L’intérêt de la chorégraphe Emmanuelle Vo-Dinh se concentre sur une pensée de l’œuvre chorégraphique comme lieu d’une écriture contemporaine des corps dans l’espace scénique. La relation à l’espace scénique est au cœur de son travail même s’il s’agit parfois de déposer une aire de jeu dans l’aire de jeu, de sectoriser le plateau en divers espaces, de multiplier les possibles scéniques.

De même, aujourd’hui, il apparaît que la relation à la musique est un élément fondateur du travail et alimente pleinement les différentes structures compositionnelles que l’artiste produit dans ses œuvres. C’est dans le voisinage entre temps du mouvement et structure rythmique de l’œuvre musicale qu’Emmanuelle Vo-Dinh inscrit son rapport au chorégraphique et au corps dansant. La dimension rythmique de l’écriture chorégraphique est un paramètre primordial qui tisse sans cesse les temporalités avec des espaces et des procédés de composition déclinant des matrices rythmiques composites. Intéressée par l’improvisation, comme moteur d’émancipation du chorégraphe «écrivain de la danse», elle travaille sur des processus ouverts à l’improvisation pour des corps construits à partir d’une physicalité spécifique à la danse contemporaine. Le corps dansant qu’elle développe, à travers la notion d’états de corps, est nécessairement en lien avec un goût affirmé pour une forme particulière de virtuosité et de maîtrise corporelle. Comme elle le dit elle-même, elle sent ses possibles chorégraphiques émerger dans cette confrontation à un background défini du danseur interprète contemporain. Dépasser la forme — toujours présente, une forme graphique et précise — pour faire émerger des corps sensibles et subtils. C’est par les sensations internes, en lien avec des paramètres externes d’espace-temps, de contraintes formelles ou de rythmes musicaux, que sont produits ces états de corps.

En tant que chorégraphe, elle a développé un goût pour le travail en amont des répétitions sur les structures compositionnelles et musicales. Cette architecture en amont, très concentrée dans ses premières pièces, sera de plus en plus ouverte au fil des créations pour laisser une place sensible à l’identité de l’interprète. En regardant l’intégralité de son œuvre, nous pouvons être surpris des écarts entre chaque pièce, sans logique de style ou d’identité, mais par une immersion dans un thème, un intérêt particulier, comme si la chorégraphe était dans une approche phénoménologique de sujets de recherche disparates. L’objet de l’étude est au cœur de ses préoccupations, il fera naître la résolution chorégraphique à venir. À cet endroit, elle échappe à une identité reconnaissable.

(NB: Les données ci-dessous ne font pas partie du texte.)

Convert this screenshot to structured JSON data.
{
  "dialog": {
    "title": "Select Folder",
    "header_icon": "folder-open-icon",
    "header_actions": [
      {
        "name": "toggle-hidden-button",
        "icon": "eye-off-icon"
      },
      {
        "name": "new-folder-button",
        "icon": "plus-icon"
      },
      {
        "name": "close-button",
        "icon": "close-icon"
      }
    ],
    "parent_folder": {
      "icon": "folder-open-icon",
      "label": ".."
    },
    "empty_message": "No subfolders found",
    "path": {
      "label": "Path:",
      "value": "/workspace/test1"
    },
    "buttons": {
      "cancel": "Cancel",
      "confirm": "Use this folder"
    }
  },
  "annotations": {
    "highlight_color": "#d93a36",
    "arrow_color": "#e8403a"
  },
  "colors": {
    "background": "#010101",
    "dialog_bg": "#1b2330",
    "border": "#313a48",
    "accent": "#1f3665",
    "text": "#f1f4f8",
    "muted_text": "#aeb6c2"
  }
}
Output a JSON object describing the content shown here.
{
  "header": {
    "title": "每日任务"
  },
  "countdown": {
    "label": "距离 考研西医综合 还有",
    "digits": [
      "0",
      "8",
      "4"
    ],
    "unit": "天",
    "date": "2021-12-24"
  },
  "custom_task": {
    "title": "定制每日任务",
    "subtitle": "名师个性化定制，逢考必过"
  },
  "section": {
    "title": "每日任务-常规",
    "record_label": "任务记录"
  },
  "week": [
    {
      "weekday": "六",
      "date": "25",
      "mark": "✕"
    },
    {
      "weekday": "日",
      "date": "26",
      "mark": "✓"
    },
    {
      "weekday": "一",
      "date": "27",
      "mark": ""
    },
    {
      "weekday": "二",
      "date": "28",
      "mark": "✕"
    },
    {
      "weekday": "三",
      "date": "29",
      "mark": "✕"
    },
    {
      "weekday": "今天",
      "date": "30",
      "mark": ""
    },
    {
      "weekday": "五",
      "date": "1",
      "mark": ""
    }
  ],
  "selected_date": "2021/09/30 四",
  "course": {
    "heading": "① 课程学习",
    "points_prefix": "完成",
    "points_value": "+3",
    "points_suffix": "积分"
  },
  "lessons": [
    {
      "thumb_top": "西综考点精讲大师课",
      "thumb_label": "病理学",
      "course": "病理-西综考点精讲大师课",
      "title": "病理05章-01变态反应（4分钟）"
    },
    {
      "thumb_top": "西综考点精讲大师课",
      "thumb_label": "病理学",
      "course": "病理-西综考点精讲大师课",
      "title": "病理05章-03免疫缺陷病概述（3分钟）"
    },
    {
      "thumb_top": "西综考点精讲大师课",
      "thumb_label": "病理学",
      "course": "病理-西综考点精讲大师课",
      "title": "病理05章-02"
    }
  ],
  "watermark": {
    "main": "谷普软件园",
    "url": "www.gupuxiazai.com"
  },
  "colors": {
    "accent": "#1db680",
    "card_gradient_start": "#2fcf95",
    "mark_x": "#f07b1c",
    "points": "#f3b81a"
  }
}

Le travail sur les états de corps et le rapport resserré à la musique amènent très souvent le spectateur à des états perceptifs singuliers, qui peuvent parfois tendre au contemplatif pour les pièces plus minimalistes et répétitives. Si le lien à la musique est toujours prégnant chez Emmanuelle Vo-Dinh, un lien aux arts plastiques et à la peinture s’est tissé au fil des années notamment autour des questions de l’abstraction et de la figure, reprenant une idée forte de Gilles Deleuze : «La peinture n’a ni modèle à représenter, ni histoire à raconter. Dès lors elle a comme deux voies possibles pour échapper au figuratif : vers la forme pure, par abstraction ; ou bien vers le pur figural, par extraction ou isolation. Si le peintre tient à la Figure, s’il prend la seconde voie, ce sera donc pour opposer le «figural» au figuratif.» (Gilles Deleuze – Francis Bacon : Logique de la sensation, Seuil). Dans son travail chorégraphique, Emmanuelle Vo-Dinh oscille sans cesse entre ces deux résolutions artistiques énoncées par Deleuze sans se préoccuper d’appartenir à une voie ou d’échapper à une autre.